Why the fall off?  People say that it is at least in part a consequence of austerity.  That sounds right.  The whole of the public sector has been crippled by a shortage of funds and the result has been to mess things up in many areas.  Look, for example, at the introduction of the universal credit, an administrative reform badly needed for years but bodged after the Treasury could not resist saving a little money on the way through.  Yes, austerity must be a contributor to the slippage in the health targets too, if not because of insufficient funding for the NHS itself, then because the shortage of funding for councils’ long-term care programs has created bed blocks and gummed things up.   But that isn’t all of it and the various political parties will each try to put their spin on the search for other causes.  Was it Lansley and his unnecessary reorganisations?  Is the NHS wasting money through its interaction with the private sector?  How does the decline in performance tie in with the increased demands of an ageing population?

How will the various parties analyse the issues?  By seeking to understand them or by choosing an answer which might serve them well in an election campaign?  Well, we all know the answer to that, don’t we?

That is the trouble with targets.  Of course you need to be aware how a public service (or a private one for that matter) is performing if you are going to manage it but figures do not always reveal causes and only tell you so much.  Worse still, as any quantum physicist will tell you, it is impossible to measure something without creating a distortion.  Thus imposing a target changes behaviour as well as measuring performance.
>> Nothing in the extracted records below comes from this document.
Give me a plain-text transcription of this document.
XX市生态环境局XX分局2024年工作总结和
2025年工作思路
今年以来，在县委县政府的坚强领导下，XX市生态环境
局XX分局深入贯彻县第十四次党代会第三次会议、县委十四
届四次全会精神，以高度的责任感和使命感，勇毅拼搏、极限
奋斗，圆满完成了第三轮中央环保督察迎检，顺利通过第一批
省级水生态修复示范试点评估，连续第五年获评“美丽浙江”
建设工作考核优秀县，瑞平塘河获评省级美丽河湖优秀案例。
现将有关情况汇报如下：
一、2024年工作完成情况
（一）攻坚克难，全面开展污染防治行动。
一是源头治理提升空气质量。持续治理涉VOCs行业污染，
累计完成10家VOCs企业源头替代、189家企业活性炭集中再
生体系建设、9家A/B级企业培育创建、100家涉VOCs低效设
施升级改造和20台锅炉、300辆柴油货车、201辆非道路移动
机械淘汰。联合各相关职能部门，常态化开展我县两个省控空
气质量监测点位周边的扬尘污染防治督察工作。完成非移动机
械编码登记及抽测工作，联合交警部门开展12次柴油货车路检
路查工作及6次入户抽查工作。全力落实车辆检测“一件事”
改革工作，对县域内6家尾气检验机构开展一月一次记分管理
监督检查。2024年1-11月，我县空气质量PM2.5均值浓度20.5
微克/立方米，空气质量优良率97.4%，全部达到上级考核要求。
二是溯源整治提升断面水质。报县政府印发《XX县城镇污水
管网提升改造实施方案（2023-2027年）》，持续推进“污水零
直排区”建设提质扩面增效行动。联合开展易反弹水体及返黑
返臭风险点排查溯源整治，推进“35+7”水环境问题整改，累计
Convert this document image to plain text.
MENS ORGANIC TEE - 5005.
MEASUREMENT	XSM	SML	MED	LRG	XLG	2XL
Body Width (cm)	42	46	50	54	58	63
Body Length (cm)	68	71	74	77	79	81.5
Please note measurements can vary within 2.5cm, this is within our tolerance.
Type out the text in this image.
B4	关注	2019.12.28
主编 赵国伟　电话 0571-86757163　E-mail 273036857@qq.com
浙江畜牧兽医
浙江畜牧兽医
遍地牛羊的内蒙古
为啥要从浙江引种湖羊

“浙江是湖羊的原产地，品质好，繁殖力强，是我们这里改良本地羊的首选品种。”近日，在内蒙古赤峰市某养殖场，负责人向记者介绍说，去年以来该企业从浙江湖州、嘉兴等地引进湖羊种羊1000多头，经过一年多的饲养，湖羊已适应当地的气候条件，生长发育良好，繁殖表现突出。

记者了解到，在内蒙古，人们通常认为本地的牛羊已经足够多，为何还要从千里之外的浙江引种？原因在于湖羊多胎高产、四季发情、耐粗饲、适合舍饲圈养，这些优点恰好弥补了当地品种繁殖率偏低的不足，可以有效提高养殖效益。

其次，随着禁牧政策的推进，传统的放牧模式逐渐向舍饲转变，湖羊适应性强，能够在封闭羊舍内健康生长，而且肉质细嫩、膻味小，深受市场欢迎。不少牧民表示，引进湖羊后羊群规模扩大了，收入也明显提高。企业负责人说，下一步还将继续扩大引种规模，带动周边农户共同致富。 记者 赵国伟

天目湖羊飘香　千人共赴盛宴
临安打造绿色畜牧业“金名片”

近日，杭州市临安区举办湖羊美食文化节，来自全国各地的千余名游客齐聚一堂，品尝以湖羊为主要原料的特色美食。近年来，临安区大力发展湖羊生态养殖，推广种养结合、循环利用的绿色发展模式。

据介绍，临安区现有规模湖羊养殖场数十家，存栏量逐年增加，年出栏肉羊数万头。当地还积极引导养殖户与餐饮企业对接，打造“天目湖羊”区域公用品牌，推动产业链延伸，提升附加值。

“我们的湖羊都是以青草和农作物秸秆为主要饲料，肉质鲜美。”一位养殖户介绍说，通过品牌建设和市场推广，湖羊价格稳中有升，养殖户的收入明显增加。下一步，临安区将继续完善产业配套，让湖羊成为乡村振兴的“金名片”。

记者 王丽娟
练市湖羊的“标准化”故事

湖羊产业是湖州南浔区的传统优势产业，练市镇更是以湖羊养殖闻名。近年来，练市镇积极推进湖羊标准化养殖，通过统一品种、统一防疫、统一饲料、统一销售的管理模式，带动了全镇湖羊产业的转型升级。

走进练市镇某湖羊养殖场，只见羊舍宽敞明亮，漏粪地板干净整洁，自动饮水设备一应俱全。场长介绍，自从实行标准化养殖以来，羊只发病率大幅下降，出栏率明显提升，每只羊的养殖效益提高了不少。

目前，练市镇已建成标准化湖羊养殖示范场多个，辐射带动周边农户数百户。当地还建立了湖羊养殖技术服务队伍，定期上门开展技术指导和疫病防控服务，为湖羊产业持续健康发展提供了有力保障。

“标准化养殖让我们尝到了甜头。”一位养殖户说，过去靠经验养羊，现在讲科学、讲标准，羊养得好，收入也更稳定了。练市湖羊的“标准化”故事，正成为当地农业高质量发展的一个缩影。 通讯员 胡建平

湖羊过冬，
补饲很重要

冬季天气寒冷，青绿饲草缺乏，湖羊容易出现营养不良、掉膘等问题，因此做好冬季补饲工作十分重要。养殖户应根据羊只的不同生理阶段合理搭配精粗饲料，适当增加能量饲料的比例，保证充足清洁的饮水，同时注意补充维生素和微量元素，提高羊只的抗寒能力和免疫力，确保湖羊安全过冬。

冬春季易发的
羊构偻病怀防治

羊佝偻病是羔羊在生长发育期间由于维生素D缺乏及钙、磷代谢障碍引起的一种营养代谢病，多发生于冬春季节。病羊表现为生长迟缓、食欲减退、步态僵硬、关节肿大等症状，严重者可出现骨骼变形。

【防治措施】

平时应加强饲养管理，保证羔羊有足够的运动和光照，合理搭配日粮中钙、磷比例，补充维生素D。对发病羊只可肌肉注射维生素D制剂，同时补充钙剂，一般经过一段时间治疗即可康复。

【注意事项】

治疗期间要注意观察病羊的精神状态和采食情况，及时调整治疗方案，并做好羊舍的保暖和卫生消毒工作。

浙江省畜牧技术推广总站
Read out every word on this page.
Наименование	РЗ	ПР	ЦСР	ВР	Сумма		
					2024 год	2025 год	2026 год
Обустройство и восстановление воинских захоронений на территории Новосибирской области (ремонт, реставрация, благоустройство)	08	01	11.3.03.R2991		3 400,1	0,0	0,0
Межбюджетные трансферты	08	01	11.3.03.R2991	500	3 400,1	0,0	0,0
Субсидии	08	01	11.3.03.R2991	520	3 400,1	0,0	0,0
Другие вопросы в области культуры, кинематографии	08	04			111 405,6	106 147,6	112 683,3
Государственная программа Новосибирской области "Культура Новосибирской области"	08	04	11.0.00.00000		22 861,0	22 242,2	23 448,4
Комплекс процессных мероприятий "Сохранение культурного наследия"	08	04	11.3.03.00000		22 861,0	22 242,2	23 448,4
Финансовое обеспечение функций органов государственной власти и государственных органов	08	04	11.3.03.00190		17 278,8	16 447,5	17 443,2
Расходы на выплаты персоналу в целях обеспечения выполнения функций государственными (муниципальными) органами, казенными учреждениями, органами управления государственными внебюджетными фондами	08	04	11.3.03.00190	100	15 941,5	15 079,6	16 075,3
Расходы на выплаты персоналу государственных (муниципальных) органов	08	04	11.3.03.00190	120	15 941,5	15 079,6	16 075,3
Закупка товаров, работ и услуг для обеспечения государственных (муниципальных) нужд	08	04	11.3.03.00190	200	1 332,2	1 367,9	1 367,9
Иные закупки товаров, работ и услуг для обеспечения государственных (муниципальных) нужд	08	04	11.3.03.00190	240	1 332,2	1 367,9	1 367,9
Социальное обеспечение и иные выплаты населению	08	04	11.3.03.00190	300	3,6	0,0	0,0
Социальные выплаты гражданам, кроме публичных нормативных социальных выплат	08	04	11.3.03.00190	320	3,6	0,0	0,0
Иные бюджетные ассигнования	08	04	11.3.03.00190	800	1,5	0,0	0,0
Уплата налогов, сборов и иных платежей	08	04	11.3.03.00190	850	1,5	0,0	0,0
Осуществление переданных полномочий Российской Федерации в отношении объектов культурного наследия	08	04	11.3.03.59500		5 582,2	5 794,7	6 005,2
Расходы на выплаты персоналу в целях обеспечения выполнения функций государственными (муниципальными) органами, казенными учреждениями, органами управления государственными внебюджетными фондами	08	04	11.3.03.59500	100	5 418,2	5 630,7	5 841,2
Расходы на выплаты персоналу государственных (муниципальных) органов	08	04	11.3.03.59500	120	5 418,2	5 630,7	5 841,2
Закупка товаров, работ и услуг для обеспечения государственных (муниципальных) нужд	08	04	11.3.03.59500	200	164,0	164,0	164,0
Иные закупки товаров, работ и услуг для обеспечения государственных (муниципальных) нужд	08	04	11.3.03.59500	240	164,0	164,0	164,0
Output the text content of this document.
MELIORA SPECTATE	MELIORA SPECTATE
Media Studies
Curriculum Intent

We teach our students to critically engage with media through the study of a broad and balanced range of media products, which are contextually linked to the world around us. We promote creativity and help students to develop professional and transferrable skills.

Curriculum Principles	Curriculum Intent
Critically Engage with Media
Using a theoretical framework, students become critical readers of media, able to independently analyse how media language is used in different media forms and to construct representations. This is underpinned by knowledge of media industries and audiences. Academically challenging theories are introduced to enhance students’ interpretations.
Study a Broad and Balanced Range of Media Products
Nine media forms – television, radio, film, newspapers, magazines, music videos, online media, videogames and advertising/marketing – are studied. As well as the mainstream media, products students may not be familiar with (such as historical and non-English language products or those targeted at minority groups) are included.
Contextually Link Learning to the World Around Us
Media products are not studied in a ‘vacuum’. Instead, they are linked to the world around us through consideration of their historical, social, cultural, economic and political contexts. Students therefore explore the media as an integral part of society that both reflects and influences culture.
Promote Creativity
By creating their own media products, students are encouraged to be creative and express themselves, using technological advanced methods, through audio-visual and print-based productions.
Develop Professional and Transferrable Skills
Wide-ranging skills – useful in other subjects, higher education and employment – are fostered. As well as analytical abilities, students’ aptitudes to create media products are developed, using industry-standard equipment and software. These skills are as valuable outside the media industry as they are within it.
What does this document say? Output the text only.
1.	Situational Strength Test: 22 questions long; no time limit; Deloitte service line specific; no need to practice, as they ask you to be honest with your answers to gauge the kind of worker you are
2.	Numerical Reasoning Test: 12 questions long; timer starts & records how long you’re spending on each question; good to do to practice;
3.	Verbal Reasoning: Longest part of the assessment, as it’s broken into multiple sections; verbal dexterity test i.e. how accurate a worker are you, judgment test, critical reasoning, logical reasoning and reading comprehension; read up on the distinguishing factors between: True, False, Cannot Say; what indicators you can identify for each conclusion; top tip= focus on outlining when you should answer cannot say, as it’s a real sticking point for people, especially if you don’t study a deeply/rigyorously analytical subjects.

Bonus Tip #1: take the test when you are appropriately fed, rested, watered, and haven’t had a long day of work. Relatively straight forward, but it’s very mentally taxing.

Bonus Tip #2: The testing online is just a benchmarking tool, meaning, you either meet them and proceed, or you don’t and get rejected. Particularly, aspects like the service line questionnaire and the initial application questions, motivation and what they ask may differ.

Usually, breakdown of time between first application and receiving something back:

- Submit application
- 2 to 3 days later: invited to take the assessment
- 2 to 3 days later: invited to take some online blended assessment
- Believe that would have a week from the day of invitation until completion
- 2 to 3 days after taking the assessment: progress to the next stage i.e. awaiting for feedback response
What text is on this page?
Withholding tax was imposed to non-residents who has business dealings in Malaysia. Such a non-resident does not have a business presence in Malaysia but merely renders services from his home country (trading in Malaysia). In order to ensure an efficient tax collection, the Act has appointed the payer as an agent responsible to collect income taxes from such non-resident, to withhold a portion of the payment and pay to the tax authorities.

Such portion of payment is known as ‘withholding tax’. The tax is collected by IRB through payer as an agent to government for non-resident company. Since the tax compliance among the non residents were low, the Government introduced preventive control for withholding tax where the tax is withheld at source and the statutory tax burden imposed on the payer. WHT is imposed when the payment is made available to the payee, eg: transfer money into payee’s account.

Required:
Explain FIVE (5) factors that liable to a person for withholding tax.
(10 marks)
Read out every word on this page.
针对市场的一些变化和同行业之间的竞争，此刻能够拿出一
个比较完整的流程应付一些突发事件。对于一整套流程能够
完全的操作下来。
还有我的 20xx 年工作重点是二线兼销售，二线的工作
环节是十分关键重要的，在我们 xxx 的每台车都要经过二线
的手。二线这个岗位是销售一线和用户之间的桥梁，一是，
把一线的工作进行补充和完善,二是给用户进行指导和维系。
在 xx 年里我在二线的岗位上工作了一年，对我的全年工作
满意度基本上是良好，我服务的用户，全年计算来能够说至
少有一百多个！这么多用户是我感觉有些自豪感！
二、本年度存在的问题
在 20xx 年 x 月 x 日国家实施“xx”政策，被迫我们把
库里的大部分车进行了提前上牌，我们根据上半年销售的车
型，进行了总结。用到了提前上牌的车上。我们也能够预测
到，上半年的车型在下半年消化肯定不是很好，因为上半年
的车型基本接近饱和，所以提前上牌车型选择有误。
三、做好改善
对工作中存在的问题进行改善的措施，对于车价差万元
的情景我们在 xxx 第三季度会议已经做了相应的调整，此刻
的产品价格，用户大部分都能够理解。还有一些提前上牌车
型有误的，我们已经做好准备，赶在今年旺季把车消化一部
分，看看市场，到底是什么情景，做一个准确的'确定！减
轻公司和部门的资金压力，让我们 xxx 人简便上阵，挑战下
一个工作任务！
Take education as an example.  Despite hiccups along the way, the standard of public education in Britain has improved markedly in recent years.  That is partly because the introduction of more examinations, such as SATS, has enabled the public and the Government to see exactly what is going on and to push for better results.  To that extent the targets and measurement did good.   On the other hand some schools, anxious to maintain their score in the tests, have pushed out unpromising pupils rather than helping them, have narrowed their courses to match the syllabuses and have cut back on untested education such as sport and drama.  That is not a good thing at all.

“To test or not to test” that is the question and the trouble is that there is no universal answer.  When I was in school there were university admission exams and teachers had to find a way of preparing you for them.  I remember one young man, three or four years out of university, suggesting that the best idea would be for him to take us through the maths he had learnt in his first year at Oxford.  He thought we would find it interesting and we did.  No set of targets and syllabuses could possibly have been as good.

On the other hand, take a sleepy school where the staff, having taught the same subject for many years, have lost their enthusiasm for it and so fail to inspire their pupils.  Testing and targets may be just the incentive to get them all back on course.

It isn’t just education either.  I attended a meeting recently with the social services department of a local authority.  There are a lot of busy people there but, although a number of initiatives were agreed, none of it was really followed through.  Not long afterwards there was a call from another body connected with the local authority suggesting that a meeting would be the thing.  Why?  So that the box saying that something was being done within a timeframe could be duly checked.  Target met but nothing useful achieved.

That is the dichotomy.  If you have targets, people will try to game them and energy will be diverted from what they really should be doing.  On the other hand targets are sometimes necessary to keep everyone going.  Sometimes targets are good; sometimes they are not.

Those of us who are instinctively bureaucratic will immediately start setting down rules as to when tests are helpful.  Boxes to check in deciding which boxes to check, as it were.  But that is the wrong approach.  Whether targets are helpful doesn’t so much depend on objective criteria as on the people on whom the targets are designed to check.  Lazy complacent organisations need targets.  Ambitious and enthusiastic ones will be damaged by them.  So how do you tell which organisations fall into which category?  Not surely by using more boxes.  It has to be a human decision and left up to wise and experienced officials to decide what targets and tests should be imposed.  Train them up, give them authority, let them decide.  Not a process we are particularly good at these days.

At election time, it is inevitable that target failures will lead to pledges and it may well be that the commitment of further funds is needed.  It would be better, though, if how those funds are raised and applied could be worked out quietly by the professionals rather than becoming the subject of competitive bidding by the parties.